Presque au-dessus de sa tête, l’horloge bat à petits coups, comme un cœur. Il ferme un moment les yeux pour mieux l’entendre, vivre et respirer avec elle, l’antique aïeule sans âge, qui dispense à regret, depuis des siècles, l’impitoyable avenir. Ce bruit qu’il écoute, imperceptible à peine dans la charpente sonore, ce ronron monotone, seulement interrompu par la voix grave des heures, durera plus que lui, cheminera des années et des années encore, à travers de nouveaux espaces de silence, jusqu’au jour… Quel jour ? Quel jour aura marqué pour la dernière fois, au coup de minuit, les deux aiguilles rouillées, les deux commères, avant de s’arrêter pour jamais ?
Il ouvre les yeux. Devant lui une plaque de marbre grisâtre, scellée au mur, porte une inscription dont il déchiffre lentement les larges lettres dédorées.

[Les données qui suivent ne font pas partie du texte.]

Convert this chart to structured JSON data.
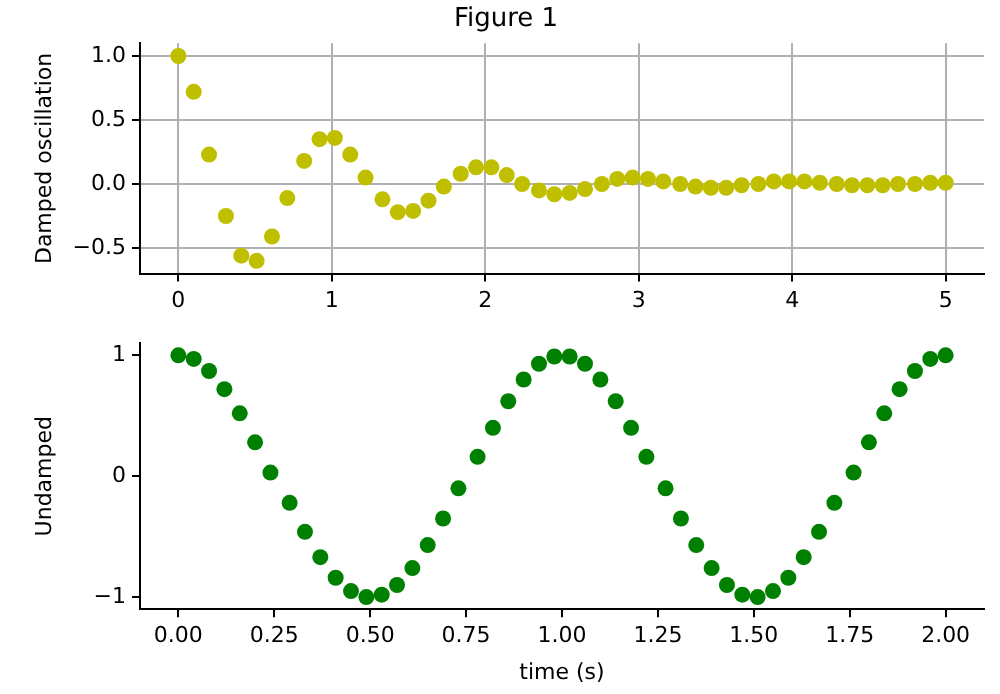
{
  "chart_data": [
    {
      "type": "scatter",
      "title": "Figure 1",
      "ylabel": "Damped oscillation",
      "marker": "circle",
      "grid": true,
      "xlim": [
        -0.25,
        5.25
      ],
      "xticks": [
        0,
        1,
        2,
        3,
        4,
        5
      ],
      "ylim": [
        -0.7,
        1.1
      ],
      "yticks": [
        {
          "value": -0.5,
          "label": "−0.5"
        },
        {
          "value": 0,
          "label": "0.0"
        },
        {
          "value": 0.5,
          "label": "0.5"
        },
        {
          "value": 1,
          "label": "1.0"
        }
      ],
      "x": [
        0,
        0.1,
        0.2,
        0.31,
        0.41,
        0.51,
        0.61,
        0.71,
        0.82,
        0.92,
        1.02,
        1.12,
        1.22,
        1.33,
        1.43,
        1.53,
        1.63,
        1.73,
        1.84,
        1.94,
        2.04,
        2.14,
        2.24,
        2.35,
        2.45,
        2.55,
        2.65,
        2.76,
        2.86,
        2.96,
        3.06,
        3.16,
        3.27,
        3.37,
        3.47,
        3.57,
        3.67,
        3.78,
        3.88,
        3.98,
        4.08,
        4.18,
        4.29,
        4.39,
        4.49,
        4.59,
        4.69,
        4.8,
        4.9,
        5
      ],
      "series": [
        {
          "color": "#bfbf00",
          "values": [
            1,
            0.72,
            0.23,
            -0.25,
            -0.56,
            -0.6,
            -0.41,
            -0.11,
            0.18,
            0.35,
            0.36,
            0.23,
            0.05,
            -0.12,
            -0.22,
            -0.21,
            -0.13,
            -0.02,
            0.08,
            0.13,
            0.13,
            0.07,
            0,
            -0.05,
            -0.08,
            -0.07,
            -0.04,
            0,
            0.04,
            0.05,
            0.04,
            0.02,
            0,
            -0.02,
            -0.03,
            -0.03,
            -0.01,
            0,
            0.02,
            0.02,
            0.02,
            0.01,
            0,
            -0.01,
            -0.01,
            -0.01,
            0,
            0,
            0.01,
            0.01
          ]
        }
      ]
    },
    {
      "type": "scatter",
      "ylabel": "Undamped",
      "xlabel": "time (s)",
      "marker": "circle",
      "grid": false,
      "xlim": [
        -0.1,
        2.1
      ],
      "xticks": [
        {
          "value": 0,
          "label": "0.00"
        },
        {
          "value": 0.25,
          "label": "0.25"
        },
        {
          "value": 0.5,
          "label": "0.50"
        },
        {
          "value": 0.75,
          "label": "0.75"
        },
        {
          "value": 1,
          "label": "1.00"
        },
        {
          "value": 1.25,
          "label": "1.25"
        },
        {
          "value": 1.5,
          "label": "1.50"
        },
        {
          "value": 1.75,
          "label": "1.75"
        },
        {
          "value": 2,
          "label": "2.00"
        }
      ],
      "ylim": [
        -1.1,
        1.1
      ],
      "yticks": [
        {
          "value": -1,
          "label": "−1"
        },
        0,
        1
      ],
      "x": [
        0,
        0.04,
        0.08,
        0.12,
        0.16,
        0.2,
        0.24,
        0.29,
        0.33,
        0.37,
        0.41,
        0.45,
        0.49,
        0.53,
        0.57,
        0.61,
        0.65,
        0.69,
        0.73,
        0.78,
        0.82,
        0.86,
        0.9,
        0.94,
        0.98,
        1.02,
        1.06,
        1.1,
        1.14,
        1.18,
        1.22,
        1.27,
        1.31,
        1.35,
        1.39,
        1.43,
        1.47,
        1.51,
        1.55,
        1.59,
        1.63,
        1.67,
        1.71,
        1.76,
        1.8,
        1.84,
        1.88,
        1.92,
        1.96,
        2
      ],
      "series": [
        {
          "color": "#008000",
          "values": [
            1,
            0.97,
            0.87,
            0.72,
            0.52,
            0.28,
            0.03,
            -0.22,
            -0.46,
            -0.67,
            -0.84,
            -0.95,
            -1,
            -0.98,
            -0.9,
            -0.76,
            -0.57,
            -0.35,
            -0.1,
            0.16,
            0.4,
            0.62,
            0.8,
            0.93,
            0.99,
            0.99,
            0.93,
            0.8,
            0.62,
            0.4,
            0.16,
            -0.1,
            -0.35,
            -0.57,
            -0.76,
            -0.9,
            -0.98,
            -1,
            -0.95,
            -0.84,
            -0.67,
            -0.46,
            -0.22,
            0.03,
            0.28,
            0.52,
            0.72,
            0.87,
            0.97,
            1
          ]
        }
      ]
    }
  ]
}
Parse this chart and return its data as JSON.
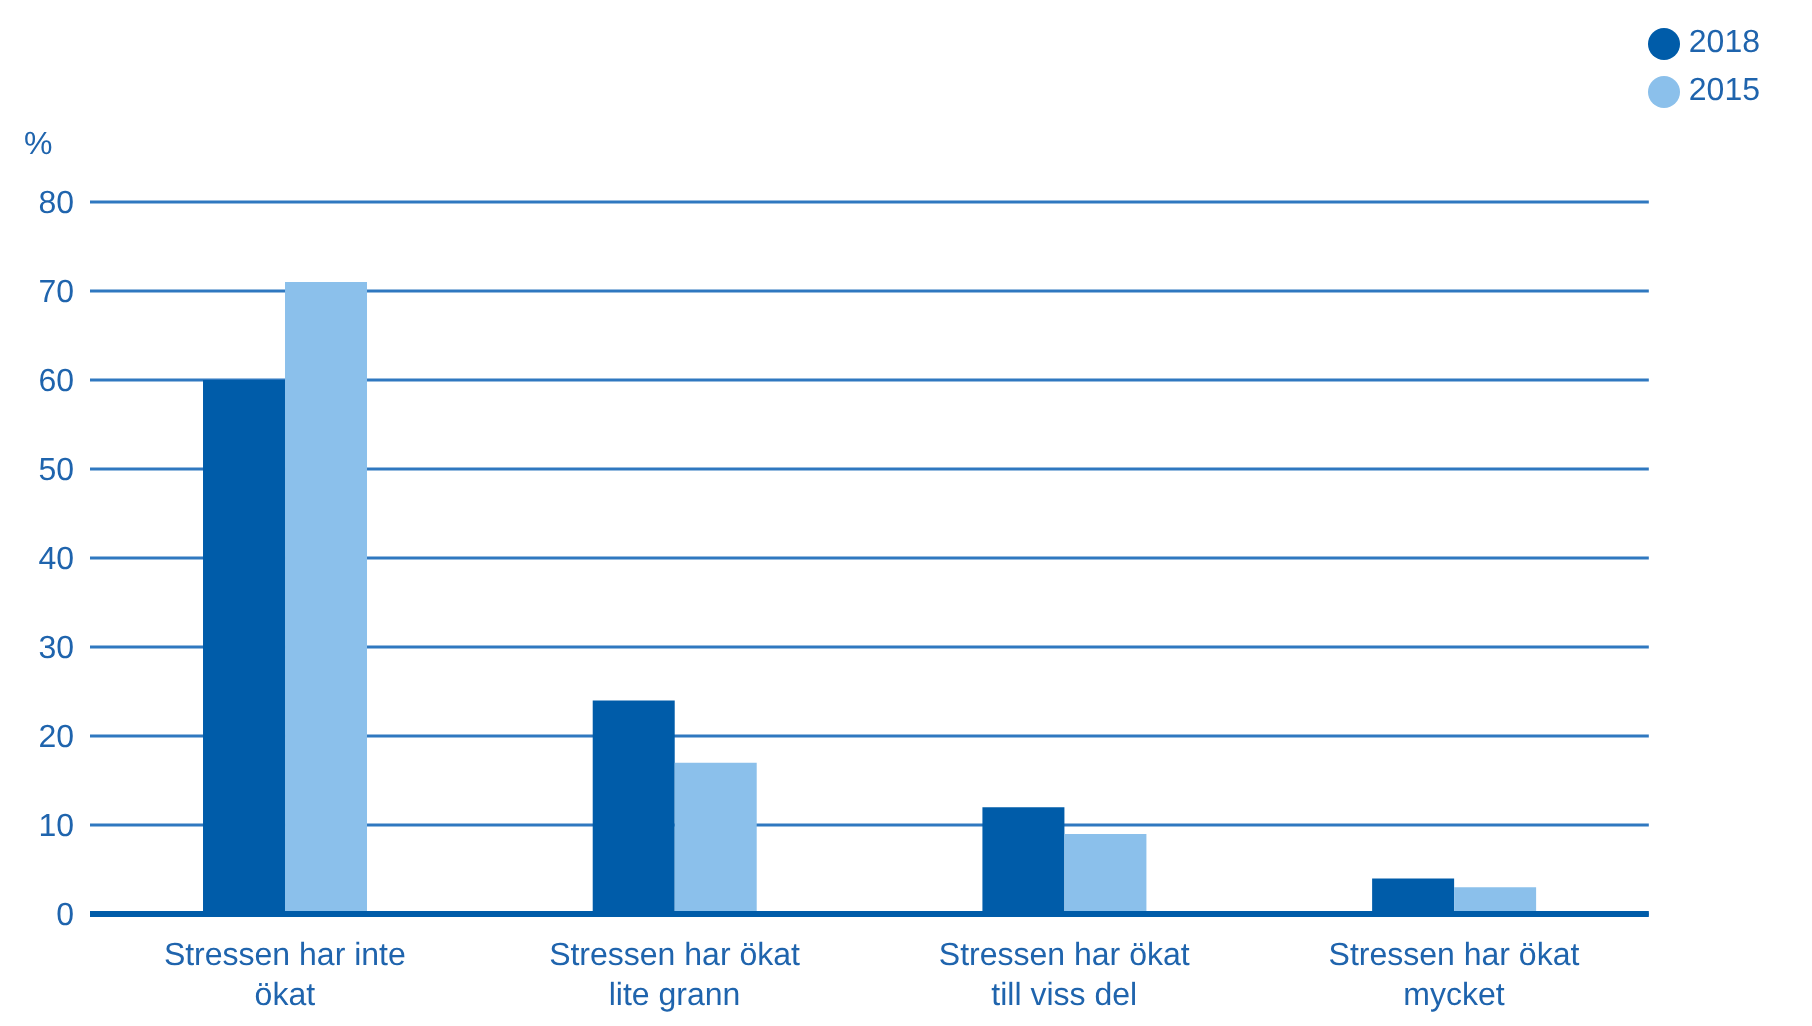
{
  "chart_data": {
    "type": "bar",
    "ylabel": "%",
    "categories": [
      "Stressen har inte ökat",
      "Stressen har ökat lite grann",
      "Stressen har ökat till viss del",
      "Stressen har ökat mycket"
    ],
    "series": [
      {
        "name": "2018",
        "color": "#005ca9",
        "values": [
          60,
          24,
          12,
          4
        ]
      },
      {
        "name": "2015",
        "color": "#8bc0eb",
        "values": [
          71,
          17,
          9,
          3
        ]
      }
    ],
    "ylim": [
      0,
      80
    ],
    "yticks": [
      0,
      10,
      20,
      30,
      40,
      50,
      60,
      70,
      80
    ],
    "grid": "y",
    "legend": "top right"
  }
}
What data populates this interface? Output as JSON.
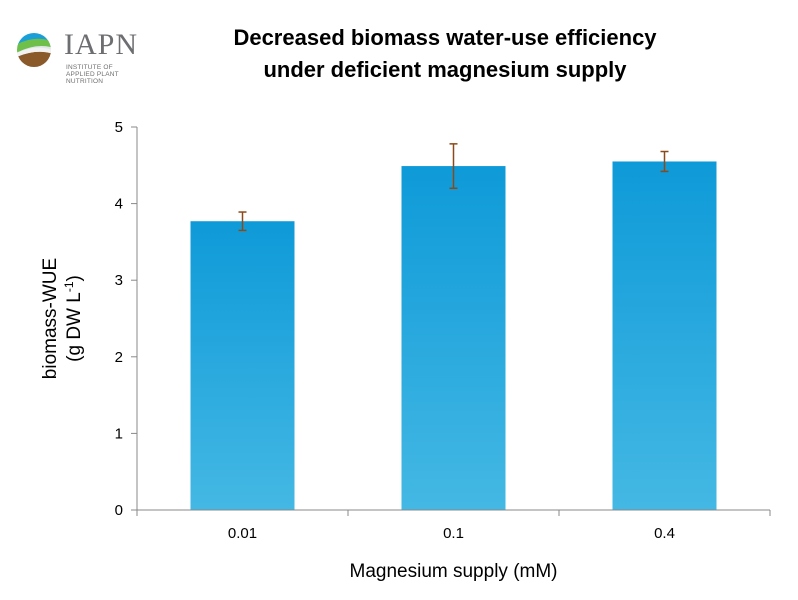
{
  "logo": {
    "name": "IAPN",
    "subtitle_line1": "INSTITUTE OF",
    "subtitle_line2": "APPLIED PLANT NUTRITION"
  },
  "chart_data": {
    "type": "bar",
    "title_line1": "Decreased biomass water-use efficiency",
    "title_line2": "under deficient magnesium supply",
    "xlabel": "Magnesium supply (mM)",
    "ylabel_line1": "biomass-WUE",
    "ylabel_line2_pre": "(g DW L",
    "ylabel_line2_sup": "-1",
    "ylabel_line2_post": ")",
    "categories": [
      "0.01",
      "0.1",
      "0.4"
    ],
    "values": [
      3.77,
      4.49,
      4.55
    ],
    "errors": [
      0.12,
      0.29,
      0.13
    ],
    "ylim": [
      0,
      5
    ],
    "yticks": [
      "0",
      "1",
      "2",
      "3",
      "4",
      "5"
    ],
    "bar_color_top": "#0e9ad8",
    "bar_color_bottom": "#44b8e4",
    "error_color": "#8b4a1a",
    "grid": false,
    "legend": "none"
  }
}
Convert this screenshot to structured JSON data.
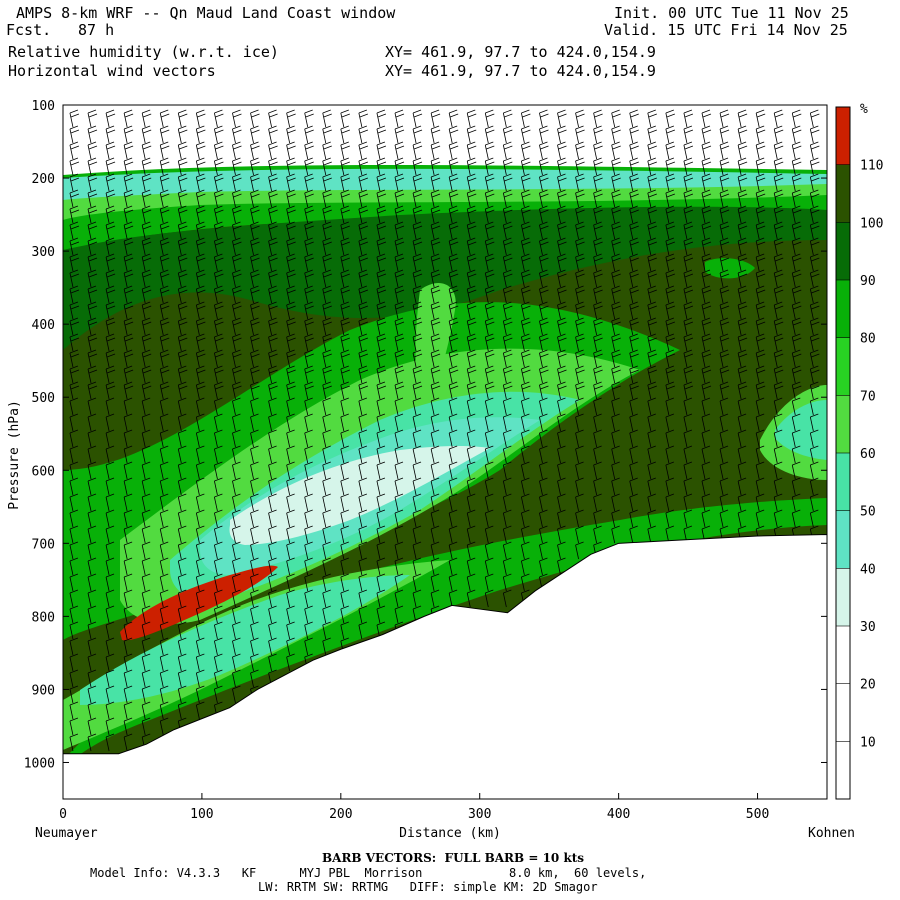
{
  "header": {
    "title": "AMPS 8-km WRF -- Qn Maud Land Coast window",
    "fcst_label": "Fcst.",
    "fcst_value": "87 h",
    "field1": "Relative humidity (w.r.t. ice)",
    "field2": "Horizontal wind vectors",
    "init": "Init. 00 UTC Tue 11 Nov 25",
    "valid": "Valid. 15 UTC Fri 14 Nov 25",
    "xy1": "XY= 461.9, 97.7 to 424.0,154.9",
    "xy2": "XY= 461.9, 97.7 to 424.0,154.9"
  },
  "chart_data": {
    "type": "heatmap",
    "title": "",
    "xlabel": "Distance (km)",
    "ylabel": "Pressure (hPa)",
    "xlim": [
      0,
      550
    ],
    "ylim": [
      1050,
      100
    ],
    "x_ticks": [
      0,
      100,
      200,
      300,
      400,
      500
    ],
    "y_ticks": [
      100,
      200,
      300,
      400,
      500,
      600,
      700,
      800,
      900,
      1000
    ],
    "left_endpoint": "Neumayer",
    "right_endpoint": "Kohnen",
    "colorbar": {
      "unit": "%",
      "levels": [
        10,
        20,
        30,
        40,
        50,
        60,
        70,
        80,
        90,
        100,
        110
      ],
      "colors": [
        "#ffffff",
        "#ffffff",
        "#d6f5ea",
        "#5fe3c4",
        "#48e3a6",
        "#52db40",
        "#28d223",
        "#08b008",
        "#076c07",
        "#2b5200",
        "#cc2000"
      ]
    },
    "terrain_surface_hpa": [
      [
        0,
        988
      ],
      [
        40,
        988
      ],
      [
        60,
        975
      ],
      [
        80,
        955
      ],
      [
        100,
        940
      ],
      [
        120,
        925
      ],
      [
        140,
        900
      ],
      [
        160,
        880
      ],
      [
        180,
        860
      ],
      [
        200,
        845
      ],
      [
        230,
        825
      ],
      [
        260,
        800
      ],
      [
        280,
        785
      ],
      [
        300,
        790
      ],
      [
        320,
        795
      ],
      [
        340,
        765
      ],
      [
        360,
        740
      ],
      [
        380,
        715
      ],
      [
        400,
        700
      ],
      [
        450,
        695
      ],
      [
        500,
        690
      ],
      [
        550,
        688
      ]
    ]
  },
  "footer": {
    "barb_note": "BARB VECTORS:  FULL BARB = 10 kts",
    "model_info_1": "Model Info: V4.3.3   KF      MYJ PBL  Morrison            8.0 km,  60 levels,",
    "model_info_2": "LW: RRTM SW: RRTMG   DIFF: simple KM: 2D Smagor"
  }
}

À la mémoire… de… Jean-Baptiste Heame, notaire royal 1690-1741… et de Mélanie-Hortense Le Pean, son épouse… de Pierre Antoine Dominique… de Jean-Jacques Heame, seigneur d’Hemecourt… de Paul-Louis-François… et ainsi jusqu’au bas de la liste, jusqu’au dernier : Jean-César Heame d’Hemecourt, capitaine de cavalerie, ancien marguillier de la paroisse, décédé à Cannes… en 1889… Bienfaiteur de cette église…
Priez pour cette famille entièrement éteinte.
demande encore la vieille pierre, humblement, comme pour s’excuser d’être là.
— Fameuse perte !… murmure l’auteur du Cierge Pascal entre ses dents. Mais il sourit d’un bon sourire de sympathie protectrice. Le copieux morceau de marbre, consciencieusement gravé, rehaussé d’or fin, aussi cossu que n’importe quelle autre pièce de mobilier bourgeois ! Rien de plus triste qu’une tombe de pierre blanche, aux quatre bornes enchaînées, fouettée par la pluie, un jour d’hiver. Mais à l’abri du froid et du chaud, face au banc d’œuvre où le défunt marguillier reçut le pain bénit, cette pierre, aussi lisse et polie qu’au premier jour, cirée chaque semaine par un sacristain diligent, quelle consolante image de la mort ! La sensibilité de l’écrivain s’émeut pour ce confortable posthume. Il épelle tous ces noms, comme des noms d’amis, dont le voisinage le rassure. Avec cette dynastie des Heame, que d’autres encore, sous les dalles aux lettres effacées, çà et là, jusqu’au pied de l’autel, bonnes gens qui voulurent dormir sous un toit, durer aussi longtemps que la sûre assise ! On peut rêver dormir là, de compagnie… Jamais le célèbre romancier ne se sentit si résigné, si docile. Une fatigue exquise détend jusqu’à ses dernières fibres, fait flotter devant ses yeux l’image de la profonde église endormie, désormais sans secret, amicale, familière. Il goûte une paix sentie, un extrême bien-être, presque religieux… Il se dorlote, il s’étire ; il étouffe un bâillement, comme une prière.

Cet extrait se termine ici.